Wenngleich die Aktiven genau wissen, welches Kaliber ihnen mit den Russen gegenübersteht, so gibt es auch einige gute Gründe für den Optimismus, der im Land herrscht.
Große Spiele
In Wien hat Österreich in fast allen wichtigen Qualifikationsspielen gute Leistungen gebracht. Vor exakt 25 Jahren schoss man sich mit einem 3:0 über die DDR zur WM nach Italien, im Herbst 1997 legte man mit dem legendären 1:0 gegen die Schweden den Grundstein für die WM 1998 in Frankreich.
Das Publikum
Spielerische Dominanz
Als vielleicht größter Fortschritt in der Ära Koller kann die Tatsache angesehen werden, dass das österreichische Team ebenbürtige oder gar bessere Gegner in Heimspielen mit spielerischen Mitteln kontrollieren oder auch dominieren kann. Grund dafür ist sicherlich der Umstand, dass die Startelf meist ausschließlich aus Legionären gebildet wird, die sich auf internationalem Niveau an das Tempo, die Härte und die spielerische Note gewöhnt haben. Vor dem Duell mit Russland hält Koller jedoch fest: "Ich sehe keine spielerischen Vorteile für uns. Russland ist und bleibt für mich das stärkste Team in der Gruppe." Kapitän Christian Fuchs pflichtet seinem Chef bei: "Russland ist das beste Team, war bei den letzten drei Europameisterschaften und im Sommer auch bei der Weltmeisterschaft. Diese Fakten allein zeigen schon die Qualität, die der Gegner besitzt. Russland ist der Favorit auf den Gruppensieg, aber Angst oder zu großen Respekt haben wir deswegen nicht."
Der Faktor Alaba
Alle für einen, der auf der Tribüne sitzt und die Daumen drückt. Das Fehlen von Alaba lässt das Team vielleicht noch mehr zusammenrücken, als dies ohnehin der Fall ist. Persönliche Befindlichkeiten, Neid und Missgunst stehen erstaunlich weit im Hintergrund. Die Aussagen sämtlicher Spieler, dass es um das große Ganze, sprich die Qualifikation, geht, wirken alles andere als gekünstelt. Fuchs: "Wir haben noch nichts erreicht, auch wenn wir derzeit Erster sind. Das wissen wir alle. Wir wollen uns endlich für ein Turnier qualifizieren."
Die Routine
Vor fast jeder Qualifikation in der jüngsten Vergangenheit wurde – teilweise zu Recht – die Frage gestellt: Kommt die EM- und WM-Endrunde noch zu früh für dieses Team, das sich im Aufbau und in der Entwicklung befindet? Das Koller’sche Team hat sich entwickelt und Schritte vorwärts getätigt. Die Qualifikation erscheint nun realistischer denn je, weil die Vielzahl an Legionären ein Mindest-Level an Qualität mit sich bringt. Dennoch weiß Fuchs: "Ein Sieg gegen Russland wäre toll, würde aber noch lange nicht die Qualifikation bedeuten." Koller legt nach: "Dann sind noch sechs Spiele zu absolvieren. Und wir müssen gegen alle direkten Konkurrenten im nächsten Jahr auswärts antreten."
Eingespieltes Kollektiv
Was die Wahl seines Personals betrifft, denkt und handelt Koller konservativ. "Ich werde nicht alles auf den Kopf stellen oder durchmischen. Keine Sorge, ich werde nicht fünf oder sechs Veränderungen vornehmen", so sein Versprechen von gestern. Daher kann man davon ausgehen, dass Janko wieder stürmt, und Leitgeb im zentralen Mittelfeld Alaba ersetzt.

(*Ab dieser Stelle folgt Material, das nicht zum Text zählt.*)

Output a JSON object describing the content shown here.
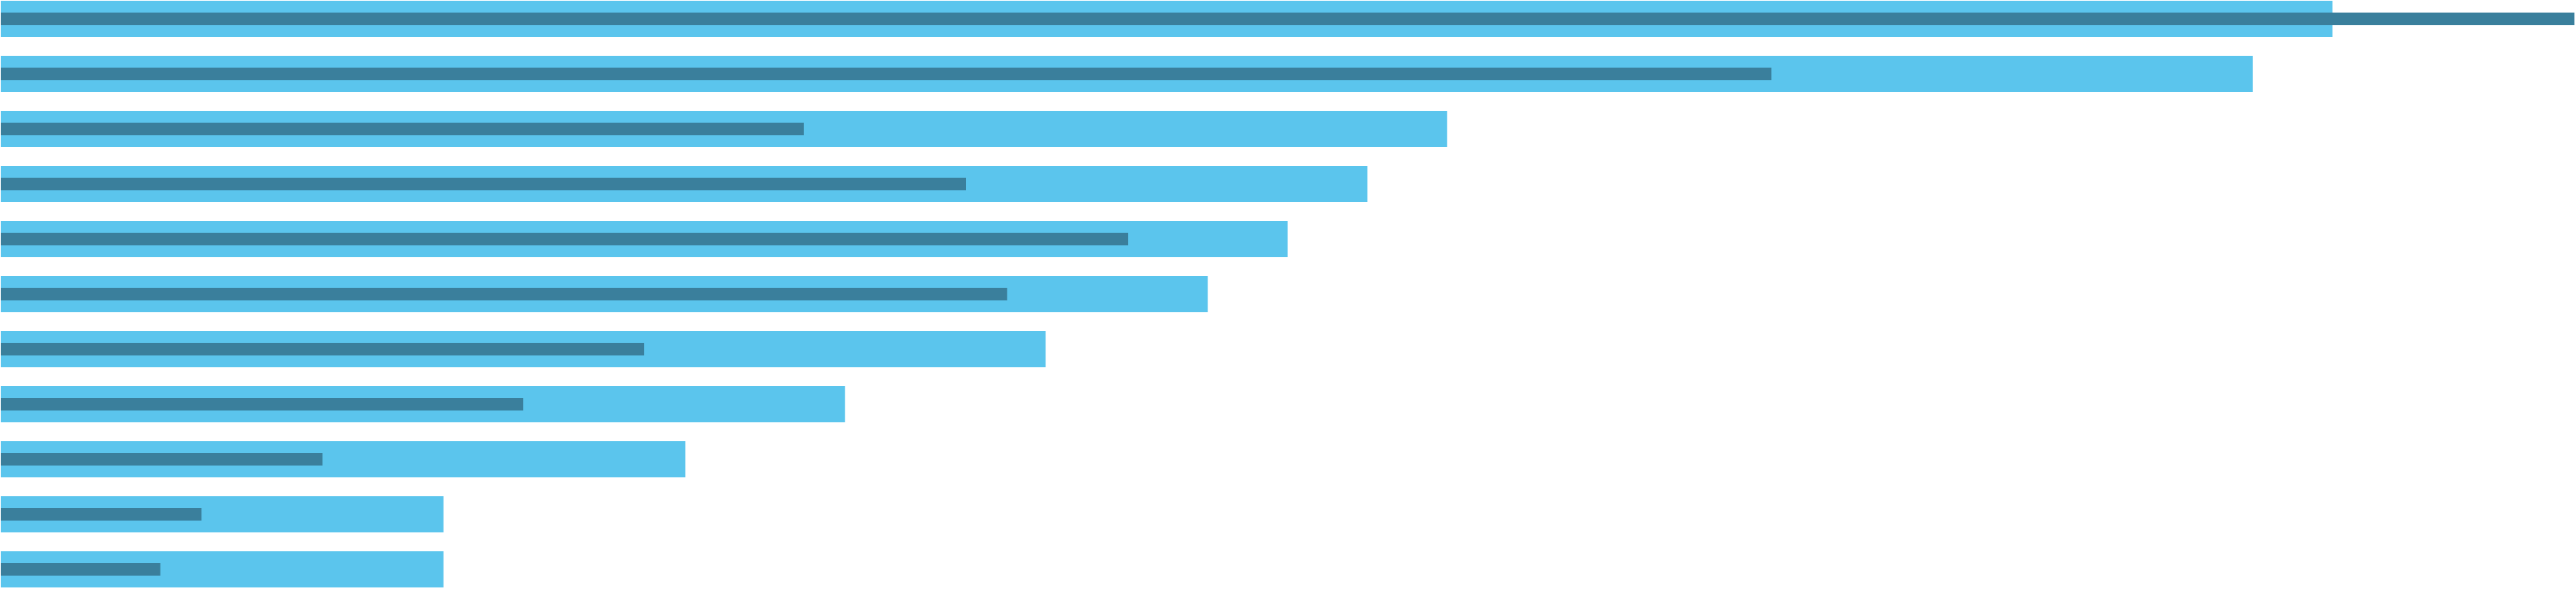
{
  "chart_data": {
    "type": "bar",
    "orientation": "horizontal",
    "layout": "overlapping-bullet",
    "title": "",
    "xlabel": "",
    "ylabel": "",
    "grid": false,
    "legend": "none",
    "xlim": [
      0,
      100
    ],
    "categories": [
      "",
      "",
      "",
      "",
      "",
      "",
      "",
      "",
      "",
      "",
      ""
    ],
    "series": [
      {
        "role": "background",
        "color": "#5bc5ed",
        "values": [
          90.6,
          87.5,
          56.2,
          53.1,
          50.0,
          46.9,
          40.6,
          32.8,
          26.6,
          17.2,
          17.2
        ]
      },
      {
        "role": "foreground",
        "color": "#3a7f9c",
        "values": [
          100.0,
          68.8,
          31.2,
          37.5,
          43.8,
          39.1,
          25.0,
          20.3,
          12.5,
          7.8,
          6.2
        ]
      }
    ]
  }
}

Bei all diesen positiven Punkten muss der Seitenblick auf Gegner Russland getätigt werden. "Die Russen sind ein sehr schwerer Brocken, sie sind defensiv gut organisiert. Es könnte ein Geduldspiel werden", vermutete Kapitän Fuchs. Besondere Gefahr dürfte von der hängenden Spitze Alexander Kokorin ausgehen. "Er ist ein Spieler, der alles mitbringt – Dynamik und Kopfballstärke. Aber die Russen sind auch auf den Außenpositionen stark." Die russische Elf liest sich wie eine Moskauer Auswahl. Zehn der elf Spieler der möglichen Startformation spielen entweder bei Spartak, ZSKA oder Lok.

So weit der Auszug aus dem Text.